Os sistemas de pagamento estão evoluindo em um ritmo exponencial para uma direção de mundo cada vez mais rápido, interoperável, inclusivo, online e centrado na experiência do usuário. Novas tecnologias e modelos de negócios deverão, em apenas alguns anos, mudar drasticamente como são feitas as transferências e compras diárias.
Entre essas inovações, o destaque é para os Pagamentos Instantâneos: pagamentos que são autorizados e liquidados em tempo real, disponíveis 24 horas por dia, 7 dias por semana, e normalmente precisam apenas de um aplicativo no celular e um código QR. O Banco Central iniciou ano passado um projeto para implementar um ecossistema de Pagamentos Instantâneos (SPI) no Brasil até final de 2020.
Quais os principais problemas dos pagamentos tradicionais que podem ser solucionados pelos pagamentos instantâneos?
– Utilização elevada de dinheiro em espécie: Embora o uso do dinheiro físico esteja diminuindo, ainda representa mais de um terço do consumo privado brasileiro, segundo o relatório sobre Meios de Pagamento da Fisher. O pagamento em espécie, no entanto, gera custos desnecessários com a criação, logística e a destruição do numerário, além do custo imensurável relativo à facilitação da lavagem de dinheiro, da corrupção (quase inexistente a rastreabilidade) e da sonegação de impostos.

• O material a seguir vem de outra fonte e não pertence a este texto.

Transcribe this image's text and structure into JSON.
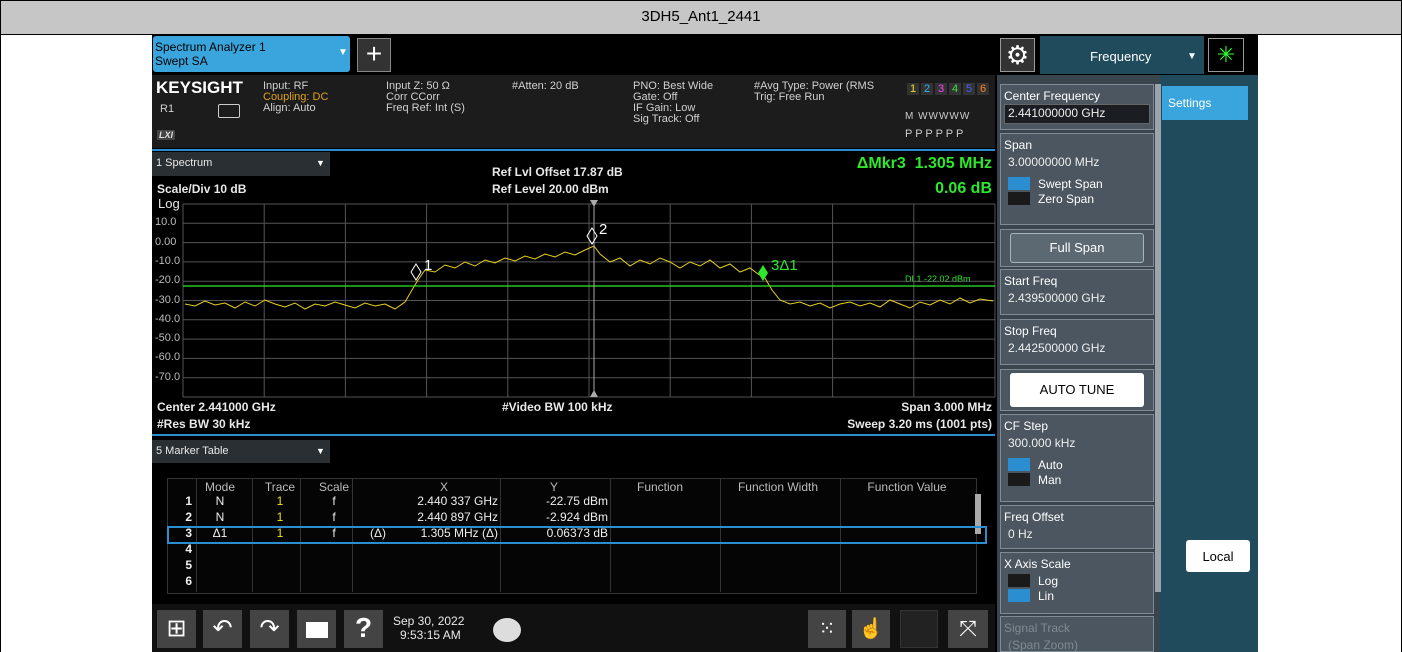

– Alto custo e dificuldade de transferências eletrônicas interbancárias: O DOC e a TED, principais formas de transferir dinheiro, contam com tarifas muito elevadas. Além disso, há uma enorme quantidade de informações (nome, CPF, banco, agência e conta) que o usuário é obrigado a preencher para identificar o destinatário dos recursos, aumentando as possibilidades de erros de identificação, ou seja, uma péssima UX (User Experience) de pagamento.
– Alto custo de bandeiras de cartão: Cartões de crédito e débito possuem custos de aceitação muito elevados para os vendedores e os recursos demoram um tempo significativo para serem recebidos na conta.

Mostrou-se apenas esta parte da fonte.